On Tuesday 29 June 2004 13:52, John Coldrick wrote:
Not really. bash is the standard, default shell in most Linux distributions. I'm not sure which distro you're coming from to think this. What's "standard Linux"?
I was talking in the way SuSE choose the user's shell. It's not sufficient (or even necessary ??) to change the 7th field of /etc/passwd ! Only by using "chsh" (see the post from Jerry Feldman) or by the way you explained below.
I use csh all the time in my user account(it's my default). I rarely run as root, so I leave that alone. The idea is supposed to be that you run primarily in a user account - much safer.

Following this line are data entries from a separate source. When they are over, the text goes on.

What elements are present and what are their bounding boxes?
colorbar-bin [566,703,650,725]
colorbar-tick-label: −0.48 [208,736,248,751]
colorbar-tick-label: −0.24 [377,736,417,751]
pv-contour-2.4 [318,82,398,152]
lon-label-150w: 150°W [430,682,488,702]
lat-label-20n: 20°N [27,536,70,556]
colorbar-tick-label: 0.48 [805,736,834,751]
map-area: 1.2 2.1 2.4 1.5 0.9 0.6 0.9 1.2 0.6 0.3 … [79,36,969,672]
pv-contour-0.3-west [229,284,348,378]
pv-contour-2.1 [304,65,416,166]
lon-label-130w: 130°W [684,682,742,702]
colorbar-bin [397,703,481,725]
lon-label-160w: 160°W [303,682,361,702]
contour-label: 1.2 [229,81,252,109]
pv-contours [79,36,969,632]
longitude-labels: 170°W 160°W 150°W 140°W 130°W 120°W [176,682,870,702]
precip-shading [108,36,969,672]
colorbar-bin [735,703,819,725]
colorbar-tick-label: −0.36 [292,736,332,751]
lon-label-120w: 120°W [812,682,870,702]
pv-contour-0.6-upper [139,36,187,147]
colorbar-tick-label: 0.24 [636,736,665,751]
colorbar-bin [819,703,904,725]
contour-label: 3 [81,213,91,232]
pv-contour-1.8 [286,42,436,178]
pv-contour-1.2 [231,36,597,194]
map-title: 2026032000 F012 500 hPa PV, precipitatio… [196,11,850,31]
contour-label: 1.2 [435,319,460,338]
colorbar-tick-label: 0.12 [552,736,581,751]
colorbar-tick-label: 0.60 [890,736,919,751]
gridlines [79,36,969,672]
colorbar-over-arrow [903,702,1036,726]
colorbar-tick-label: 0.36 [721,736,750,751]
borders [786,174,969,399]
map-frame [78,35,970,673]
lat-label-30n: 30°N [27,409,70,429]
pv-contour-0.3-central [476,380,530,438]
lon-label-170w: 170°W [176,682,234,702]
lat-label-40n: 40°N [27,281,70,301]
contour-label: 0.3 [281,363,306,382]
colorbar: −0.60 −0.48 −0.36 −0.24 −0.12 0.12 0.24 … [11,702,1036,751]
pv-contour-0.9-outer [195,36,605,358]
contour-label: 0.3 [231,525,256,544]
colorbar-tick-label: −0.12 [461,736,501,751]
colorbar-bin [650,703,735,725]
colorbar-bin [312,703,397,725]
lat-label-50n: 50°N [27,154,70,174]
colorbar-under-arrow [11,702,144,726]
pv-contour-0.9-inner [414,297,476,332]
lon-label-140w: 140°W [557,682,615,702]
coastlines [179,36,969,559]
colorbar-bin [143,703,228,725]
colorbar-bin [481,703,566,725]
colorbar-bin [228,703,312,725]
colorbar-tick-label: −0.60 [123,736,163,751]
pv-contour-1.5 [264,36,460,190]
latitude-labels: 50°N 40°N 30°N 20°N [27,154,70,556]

Sure, I agree and I do that, always. I change to root only as need to issue administrative commands. I know, I am a CLI user, mostly. So, a powerfull shell (or at least, a shell I know very well) is mandatory.
How can I change the root's shell from bash to tcsh ? I edited the file /etc/passwd, but the subsequent login as root, still have bash as shell.
You should use the interface when doing this - it handles all the potential security layers you may or may not have implemented. Start up Yast - Security and Users/Edit and Create Users. Change the "Set Filter" on the lower right to "System users". Click on root, then "Edit", then "Details" In there you can set the shell for root.
Is this worked, just like "chsh" command.
If this seems like a lot of work, it should be. The idea is to make an interface that keeps you from screwing up your system. Rarely should someone be altering default shells, even moreso for root.
This is quite amazing ! Has SuSE tweaked the /bin/login ?
Again. most distros nowadays have their own tweaks. Nothing really odd about it. I'm unaware of any "standard" that SUSE is somehow breaking convention with.
editing, carefully, the /etc/passwd would worked too. but not. Thank you for the hints about using YaST to do that. I learned one more way.